Eglises d'Asie

Deux journaux locaux du Gujarat sont accusés d’avoir présenté une version tendancieuse des troubles qui ont ravagé la région

Publié le 18/03/2010




La “Guilde des rédacteurs de presse” avait chargé un groupe de journalistes de mener une enquête sur la façon dont avaient été couverts par la presse nationale les troubles ayant mis une partie du Gujarat “à feu et à sang”, à partir du 27 février, violences qui, aujourd’hui, ne sont que partiellement terminées. Le groupe était composé de trois grands noms de la presse nationale, Dileep Padgaonkar du Times of India, Aakar Patel de Mid-Day de Bombay, et B.G. Verghese, ancien rédacteur au The Hindustan Times. Du 31 mars au 6 avril, les enquêteurs se sont rendus sur les lieux touchés par les émeutes, ont pris contact avec les plus hautes autorités de l’Etat et consulté les récits et reportages rédigés à ce sujet dans la presse. Le résultat de cette enquête est contenu dans un copieux rapport de 254 pages qui vient d’être publié.

La conclusion de l’ouvrage est toute en faveur de l’objectivité des organes de la presse nationale et d’une partie des médias du Gujarat, dont il est dit qu’ils ont été exemplaires dans leurs comptes-rendus quotidiens des troubles intercommunautaires. La condamnation sans complaisance portée par l’équipe d’enquête contre les deux principaux quotidiens du Gujarat n’en prend que plus de poids. Selon le rapport d’enquête, en effet, les deux journaux de l’Etat, Sandesh et Gujarat Samachar, auraient, dans un premier temps, publié des comptes-rendus “provocateurs et irresponsables” du drame de la gare de Godhra, le 27 février (1). Ce jour-là, un convoi ramenant des militants hindouistes de Ayodhya, alors qu’il quittait la gare de Godhra, a été attaqué et incendié par une foule de plusieurs milliers de musulmans. A l’arrivée de la police sur les lieux, il y avait 58 morts dont 15 enfants. Le rapport d’enquête voit dans le contenu des articles publiés à ce sujet dans les journaux incriminés une intention délibérée d’inciter à la violence, de propager la haine et d’alimenter la discorde. D’une façon générale, la couverture donnée par les deux journaux locaux aux événements qui ont suivi l’attaque du train reflète une volonté de provocation, absolument incompatible avec les normes ordinaires de la déontologie journalistique.

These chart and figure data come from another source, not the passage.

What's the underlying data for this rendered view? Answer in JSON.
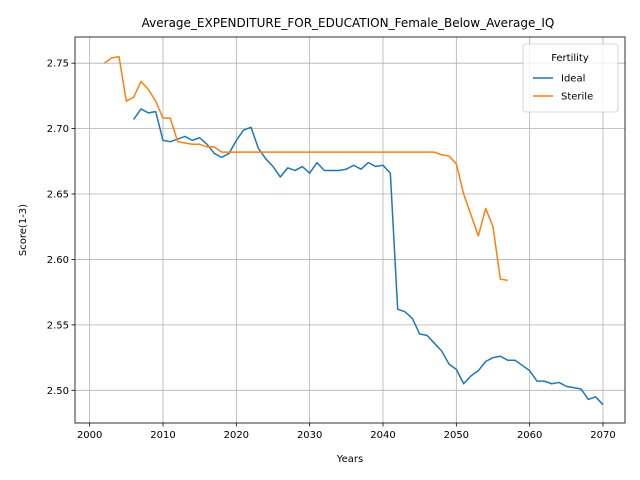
{
  "chart_data": {
    "type": "line",
    "title": "Average_EXPENDITURE_FOR_EDUCATION_Female_Below_Average_IQ",
    "xlabel": "Years",
    "ylabel": "Score(1-3)",
    "xlim": [
      1998,
      2073
    ],
    "ylim": [
      2.475,
      2.77
    ],
    "xticks": [
      2000,
      2010,
      2020,
      2030,
      2040,
      2050,
      2060,
      2070
    ],
    "yticks": [
      2.5,
      2.55,
      2.6,
      2.65,
      2.7,
      2.75
    ],
    "grid": true,
    "legend": {
      "title": "Fertility",
      "placement": "top-right"
    },
    "series": [
      {
        "name": "Ideal",
        "color": "#1f77b4",
        "x": [
          2006,
          2007,
          2008,
          2009,
          2010,
          2011,
          2012,
          2013,
          2014,
          2015,
          2016,
          2017,
          2018,
          2019,
          2020,
          2021,
          2022,
          2023,
          2024,
          2025,
          2026,
          2027,
          2028,
          2029,
          2030,
          2031,
          2032,
          2033,
          2034,
          2035,
          2036,
          2037,
          2038,
          2039,
          2040,
          2041,
          2042,
          2043,
          2044,
          2045,
          2046,
          2047,
          2048,
          2049,
          2050,
          2051,
          2052,
          2053,
          2054,
          2055,
          2056,
          2057,
          2058,
          2059,
          2060,
          2061,
          2062,
          2063,
          2064,
          2065,
          2066,
          2067,
          2068,
          2069,
          2070
        ],
        "y": [
          2.707,
          2.715,
          2.712,
          2.713,
          2.691,
          2.69,
          2.692,
          2.694,
          2.691,
          2.693,
          2.688,
          2.681,
          2.678,
          2.681,
          2.691,
          2.699,
          2.701,
          2.685,
          2.677,
          2.671,
          2.663,
          2.67,
          2.668,
          2.671,
          2.666,
          2.674,
          2.668,
          2.668,
          2.668,
          2.669,
          2.672,
          2.669,
          2.674,
          2.671,
          2.672,
          2.666,
          2.562,
          2.56,
          2.555,
          2.543,
          2.542,
          2.536,
          2.53,
          2.52,
          2.516,
          2.505,
          2.511,
          2.515,
          2.522,
          2.525,
          2.526,
          2.523,
          2.523,
          2.519,
          2.515,
          2.507,
          2.507,
          2.505,
          2.506,
          2.503,
          2.502,
          2.501,
          2.493,
          2.495,
          2.489
        ]
      },
      {
        "name": "Sterile",
        "color": "#ff7f0e",
        "x": [
          2002,
          2003,
          2004,
          2005,
          2006,
          2007,
          2008,
          2009,
          2010,
          2011,
          2012,
          2013,
          2014,
          2015,
          2016,
          2017,
          2018,
          2019,
          2020,
          2021,
          2022,
          2023,
          2024,
          2025,
          2026,
          2027,
          2028,
          2029,
          2030,
          2031,
          2032,
          2033,
          2034,
          2035,
          2036,
          2037,
          2038,
          2039,
          2040,
          2041,
          2042,
          2043,
          2044,
          2045,
          2046,
          2047,
          2048,
          2049,
          2050,
          2051,
          2052,
          2053,
          2054,
          2055,
          2056,
          2057
        ],
        "y": [
          2.75,
          2.754,
          2.755,
          2.721,
          2.724,
          2.736,
          2.73,
          2.721,
          2.708,
          2.708,
          2.69,
          2.689,
          2.688,
          2.688,
          2.686,
          2.686,
          2.682,
          2.682,
          2.682,
          2.682,
          2.682,
          2.682,
          2.682,
          2.682,
          2.682,
          2.682,
          2.682,
          2.682,
          2.682,
          2.682,
          2.682,
          2.682,
          2.682,
          2.682,
          2.682,
          2.682,
          2.682,
          2.682,
          2.682,
          2.682,
          2.682,
          2.682,
          2.682,
          2.682,
          2.682,
          2.682,
          2.68,
          2.679,
          2.673,
          2.65,
          2.634,
          2.618,
          2.639,
          2.625,
          2.585,
          2.584
        ]
      }
    ]
  }
}
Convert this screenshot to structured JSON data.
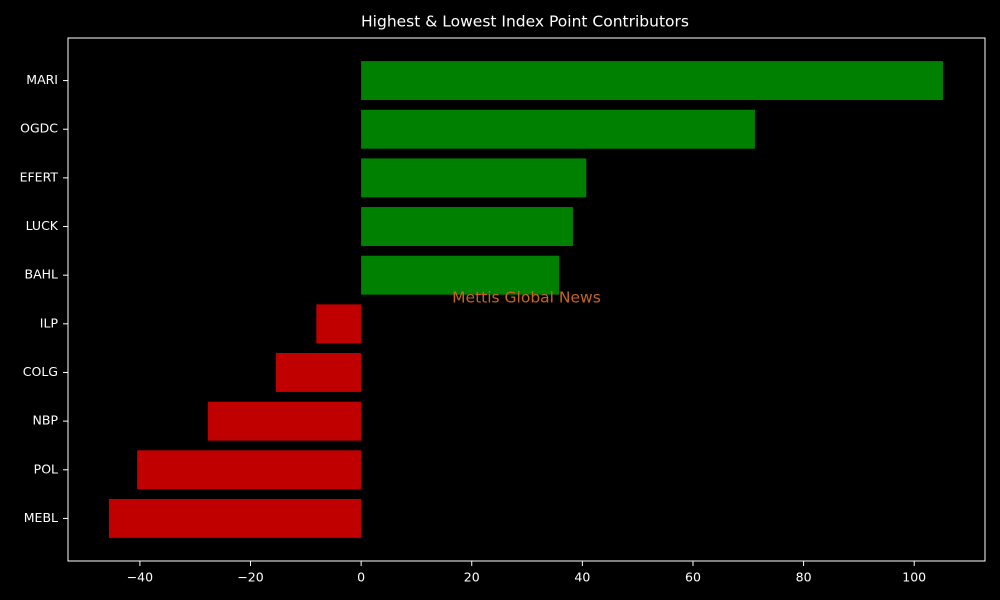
{
  "chart_data": {
    "type": "barh",
    "title": "Highest & Lowest Index Point Contributors",
    "categories": [
      "MARI",
      "OGDC",
      "EFERT",
      "LUCK",
      "BAHL",
      "ILP",
      "COLG",
      "NBP",
      "POL",
      "MEBL"
    ],
    "values": [
      105.2,
      71.2,
      40.7,
      38.3,
      35.8,
      -8.1,
      -15.4,
      -27.7,
      -40.5,
      -45.6
    ],
    "colors": [
      "#008000",
      "#008000",
      "#008000",
      "#008000",
      "#008000",
      "#c00000",
      "#c00000",
      "#c00000",
      "#c00000",
      "#c00000"
    ],
    "xlim": [
      -53,
      112.8
    ],
    "xticks": [
      {
        "value": -40,
        "label": "−40"
      },
      {
        "value": -20,
        "label": "−20"
      },
      0,
      20,
      40,
      60,
      80,
      100
    ],
    "annotation": "Mettis Global News",
    "annotation_color": "#c8641e"
  }
}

En conclusion, le groupe chargé d’enquête suggère au gouvernement de nommer un haut magistrat chargé de déterminer les infractions à la loi commises par les auteurs des écrits incriminés et de recommander la mise en œuvre d’une action de justice contre les journaux qui les ont publiés. Le Gujarat Samachar et le Sandesh, les deux journaux mis en cause par l’enquête, sont deux importants quotidiens de la région, en langue locale. En temps ordinaire, ils tirent respectivement à 810 000 et à 705 000 exemplaires. Depuis le début des troubles du Gujarat, leur nombre de lecteurs a plus que doublé à tel point que 1 500 000 exemplaires du Sandesh sont vendus chaque jour.